Wells Fargo & Co. (NYSE: WFC) reported fiscal 2017 first-quarter results before markets opened Thursday. The banking giant posted diluted earnings per share (EPS) of $1.00 on revenue of $22 billion. In the same period a year ago, Wells Fargo reported EPS of $0.99 on revenue of $21.58 billion. Net income rose from $5.27 billion a year ago to $5.46 billion in the quarter. First-quarter results also compare to the consensus estimates for EPS of $0.97 on revenue of $22.31 billion.
Net interest income in the quarter declined by $102 million sequentially to $12.3 billion. The bank attributed the decline to two fewer days in the quarter. Net interest margin was “stable” sequentially at 2.87%, which Wells Fargo attributed to higher interest rates, a reduction in short-term market funding and average balance growth in investment securities. Lower trading income, higher deposit and long-term debt balances, and lower income from various other sources offset the positives.
Noninterest income rose to $9.7 billion, driven by higher other income and higher market-sensitive revenues, particularly in trading.

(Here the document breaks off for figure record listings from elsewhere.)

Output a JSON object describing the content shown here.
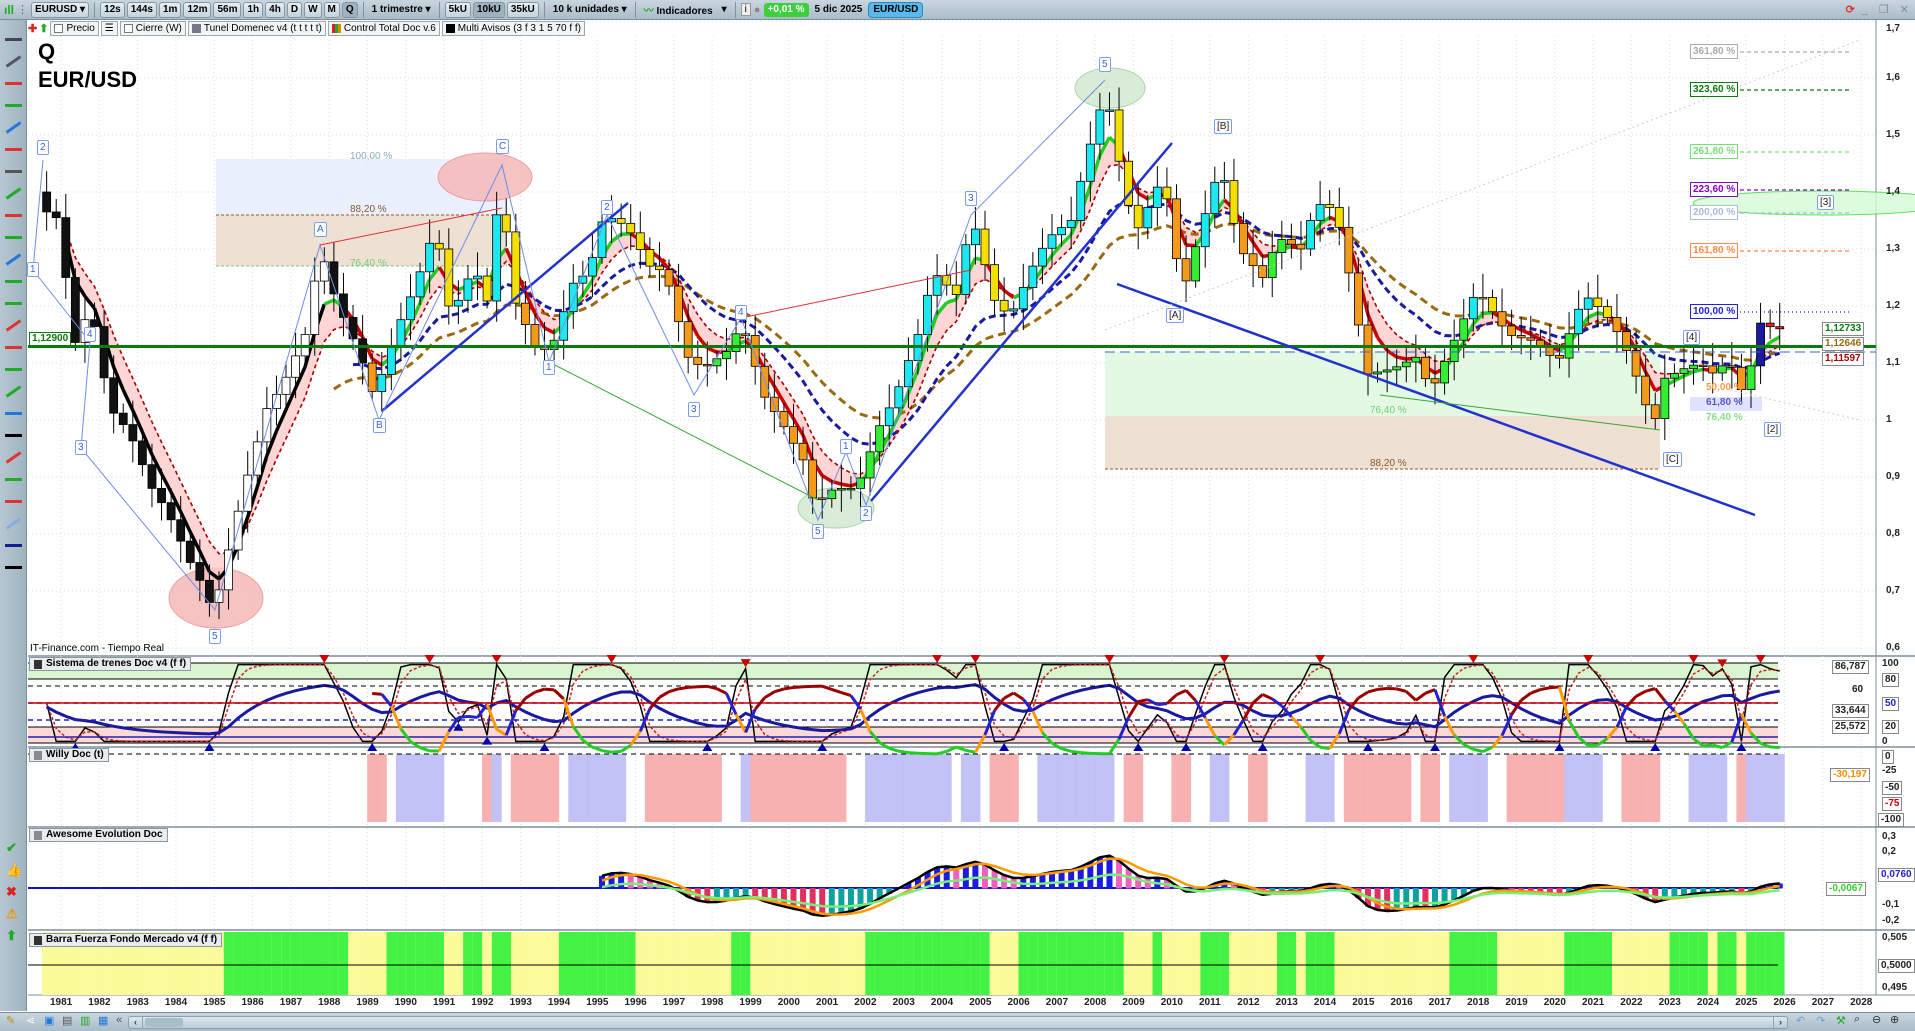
{
  "toolbar": {
    "symbol": "EURUSD",
    "intervals": [
      "12s",
      "144s",
      "1m",
      "12m",
      "56m",
      "1h",
      "4h",
      "D",
      "W",
      "M",
      "Q"
    ],
    "active_interval": "Q",
    "period": "1 trimestre",
    "units": [
      "5kU",
      "10kU",
      "35kU"
    ],
    "active_unit": "10kU",
    "unit_select": "10 k unidades",
    "indicators": "Indicadores",
    "change": "+0,01 %",
    "date": "5 dic 2025",
    "pair_badge": "EUR/USD"
  },
  "legend": {
    "items": [
      "Precio",
      "Cierre (W)",
      "Tunel Domenec v4 (t t t t t)",
      "Control Total Doc v.6",
      "Multi Avisos (3 f 3 1 5 70 f f)"
    ]
  },
  "chart": {
    "title_line1": "Q",
    "title_line2": "EUR/USD",
    "source": "IT-Finance.com - Tiempo Real",
    "hline_label": "1,12900",
    "price_axis": [
      "1,7",
      "1,6",
      "1,5",
      "1,4",
      "1,3",
      "1,2",
      "1,1",
      "1",
      "0,9",
      "0,8",
      "0,7",
      "0,6"
    ],
    "price_boxes": [
      "1,12733",
      "1,12646",
      "1,11597"
    ],
    "fib_right": [
      "361,80 %",
      "323,60 %",
      "261,80 %",
      "223,60 %",
      "200,00 %",
      "161,80 %",
      "100,00 %"
    ],
    "fib_left": [
      "100,00 %",
      "88,20 %",
      "76,40 %"
    ],
    "fib_mid": [
      "76,40 %",
      "88,20 %"
    ],
    "fib_small": [
      "50,00 %",
      "61,80 %",
      "76,40 %"
    ],
    "wave_labels": [
      "2",
      "1",
      "4",
      "3",
      "5",
      "A",
      "B",
      "C",
      "2",
      "1",
      "3",
      "4",
      "5",
      "1",
      "2",
      "3",
      "5",
      "[B]",
      "[A]",
      "[C]",
      "[4]",
      "[2]",
      "[3]"
    ]
  },
  "chart_data": {
    "type": "candlestick",
    "instrument": "EUR/USD",
    "timeframe": "Q",
    "price_path": [
      [
        1980.6,
        1.4
      ],
      [
        1980.9,
        1.33
      ],
      [
        1981.1,
        1.38
      ],
      [
        1981.4,
        1.12
      ],
      [
        1981.9,
        1.2
      ],
      [
        1982.4,
        1.02
      ],
      [
        1982.9,
        0.98
      ],
      [
        1983.5,
        0.88
      ],
      [
        1983.9,
        0.84
      ],
      [
        1984.5,
        0.75
      ],
      [
        1984.9,
        0.7
      ],
      [
        1985.1,
        0.66
      ],
      [
        1985.6,
        0.8
      ],
      [
        1985.9,
        0.88
      ],
      [
        1986.5,
        1.02
      ],
      [
        1986.9,
        1.06
      ],
      [
        1987.5,
        1.15
      ],
      [
        1987.9,
        1.3
      ],
      [
        1988.3,
        1.21
      ],
      [
        1988.9,
        1.12
      ],
      [
        1989.3,
        1.04
      ],
      [
        1989.9,
        1.16
      ],
      [
        1990.4,
        1.24
      ],
      [
        1990.9,
        1.34
      ],
      [
        1991.3,
        1.18
      ],
      [
        1991.9,
        1.27
      ],
      [
        1992.3,
        1.2
      ],
      [
        1992.6,
        1.44
      ],
      [
        1992.9,
        1.22
      ],
      [
        1993.5,
        1.13
      ],
      [
        1993.9,
        1.12
      ],
      [
        1994.5,
        1.24
      ],
      [
        1994.9,
        1.26
      ],
      [
        1995.3,
        1.36
      ],
      [
        1995.9,
        1.34
      ],
      [
        1996.5,
        1.27
      ],
      [
        1996.9,
        1.26
      ],
      [
        1997.5,
        1.11
      ],
      [
        1997.9,
        1.09
      ],
      [
        1998.5,
        1.12
      ],
      [
        1998.9,
        1.17
      ],
      [
        1999.5,
        1.04
      ],
      [
        1999.9,
        1.0
      ],
      [
        2000.5,
        0.93
      ],
      [
        2000.8,
        0.85
      ],
      [
        2001.3,
        0.88
      ],
      [
        2001.9,
        0.88
      ],
      [
        2002.5,
        0.99
      ],
      [
        2002.9,
        1.04
      ],
      [
        2003.5,
        1.15
      ],
      [
        2003.9,
        1.26
      ],
      [
        2004.5,
        1.22
      ],
      [
        2004.9,
        1.36
      ],
      [
        2005.5,
        1.21
      ],
      [
        2005.9,
        1.18
      ],
      [
        2006.5,
        1.27
      ],
      [
        2006.9,
        1.32
      ],
      [
        2007.5,
        1.35
      ],
      [
        2007.9,
        1.46
      ],
      [
        2008.4,
        1.58
      ],
      [
        2008.9,
        1.4
      ],
      [
        2009.2,
        1.33
      ],
      [
        2009.9,
        1.43
      ],
      [
        2010.4,
        1.22
      ],
      [
        2010.9,
        1.34
      ],
      [
        2011.4,
        1.45
      ],
      [
        2011.9,
        1.3
      ],
      [
        2012.5,
        1.25
      ],
      [
        2012.9,
        1.32
      ],
      [
        2013.5,
        1.3
      ],
      [
        2013.9,
        1.38
      ],
      [
        2014.4,
        1.37
      ],
      [
        2014.9,
        1.21
      ],
      [
        2015.2,
        1.08
      ],
      [
        2015.9,
        1.09
      ],
      [
        2016.5,
        1.11
      ],
      [
        2016.9,
        1.05
      ],
      [
        2017.5,
        1.14
      ],
      [
        2017.9,
        1.2
      ],
      [
        2018.1,
        1.23
      ],
      [
        2018.9,
        1.15
      ],
      [
        2019.5,
        1.14
      ],
      [
        2019.9,
        1.12
      ],
      [
        2020.2,
        1.1
      ],
      [
        2020.9,
        1.22
      ],
      [
        2021.4,
        1.19
      ],
      [
        2021.9,
        1.14
      ],
      [
        2022.4,
        1.05
      ],
      [
        2022.7,
        0.98
      ],
      [
        2022.9,
        1.07
      ],
      [
        2023.5,
        1.09
      ],
      [
        2023.9,
        1.1
      ],
      [
        2024.3,
        1.08
      ],
      [
        2024.7,
        1.11
      ],
      [
        2024.9,
        1.04
      ],
      [
        2025.2,
        1.08
      ],
      [
        2025.5,
        1.17
      ],
      [
        2025.9,
        1.16
      ]
    ],
    "xlim": [
      1980.5,
      2028.5
    ],
    "ylim": [
      0.6,
      1.7
    ],
    "x_ticks": [
      "1981",
      "1982",
      "1983",
      "1984",
      "1985",
      "1986",
      "1987",
      "1988",
      "1989",
      "1990",
      "1991",
      "1992",
      "1993",
      "1994",
      "1995",
      "1996",
      "1997",
      "1998",
      "1999",
      "2000",
      "2001",
      "2002",
      "2003",
      "2004",
      "2005",
      "2006",
      "2007",
      "2008",
      "2009",
      "2010",
      "2011",
      "2012",
      "2013",
      "2014",
      "2015",
      "2016",
      "2017",
      "2018",
      "2019",
      "2020",
      "2021",
      "2022",
      "2023",
      "2024",
      "2025",
      "2026",
      "2027",
      "2028"
    ],
    "hline": 1.129,
    "colors": {
      "hline": "#0a7a0a",
      "trend": "#2233cc",
      "fast_ma_down": "#cc0000",
      "fast_ma_up": "#22cc22",
      "slow_ma": "#9a6a10",
      "ma_fill": "#ffc8c8"
    }
  },
  "panels": [
    {
      "title": "Sistema de trenes Doc v4 (f f)",
      "axis": [
        "100",
        "86,787",
        "80",
        "60",
        "50",
        "33,644",
        "25,572",
        "20",
        "0"
      ]
    },
    {
      "title": "Willy Doc (t)",
      "axis": [
        "0",
        "-25",
        "-30,197",
        "-50",
        "-75",
        "-100"
      ]
    },
    {
      "title": "Awesome Evolution Doc",
      "axis": [
        "0,3",
        "0,2",
        "0,0760",
        "-0,0067",
        "-0,1",
        "-0,2"
      ]
    },
    {
      "title": "Barra Fuerza Fondo Mercado v4 (f f)",
      "axis": [
        "0,505",
        "0,5000",
        "0,495"
      ]
    }
  ]
}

Mortgage banking income, investment banking fees and commercial real-estate brokerage commissions offset the gains.
Wells Fargo’s tier 1 common equity ratio (fully phased-in) of Basel III is 11.2%.
Noninterest expenses rose sequentially from $13.2 billion to $13.8 billion due to increased compensation expense and higher employee benefits.
Net loan charge-offs fell from $905 million in the fourth quarter of 2016 to $805 million, or an annualized rate of 0.34%. Commercial charge-offs totaled 0.11% (down sequentially from 0.2%) and consumer charge-offs totaled 0.59% (up sequentially from 0.56%).
The bank’s CEO, Tim Sloan, said:
Wells Fargo continued to make meaningful progress in the first quarter in rebuilding trust with customers and other important stakeholders, while producing solid financial results. We have taken significant actions throughout the company to date and we are committed to building a better bank as we move Wells Fargo forward.
CFO John Shrewsberry added:
Expenses were elevated compared with last quarter, driven by typically-higher first quarter personnel-related expenses. Credit results improved, with lower net charge-offs and nonaccrual loans, and we benefited from lower income tax expense. The balance sheet remained strong with high levels of capital and liquidity, and record deposits.
The bank did not offer guidance in its press release, but consensus estimates call for second-quarter EPS of $1.05 on revenues of $22.88 billion. The EPS estimate for the 2017 fiscal year is $4.21, and revenues are forecast at $91.692.08 billion.
Shares traded down about 1.5% in Thursday’s premarket to $52.35. The current 52-week range is $43.55 to $59.99. The 12-month consensus price target was $59.07 before results were announced.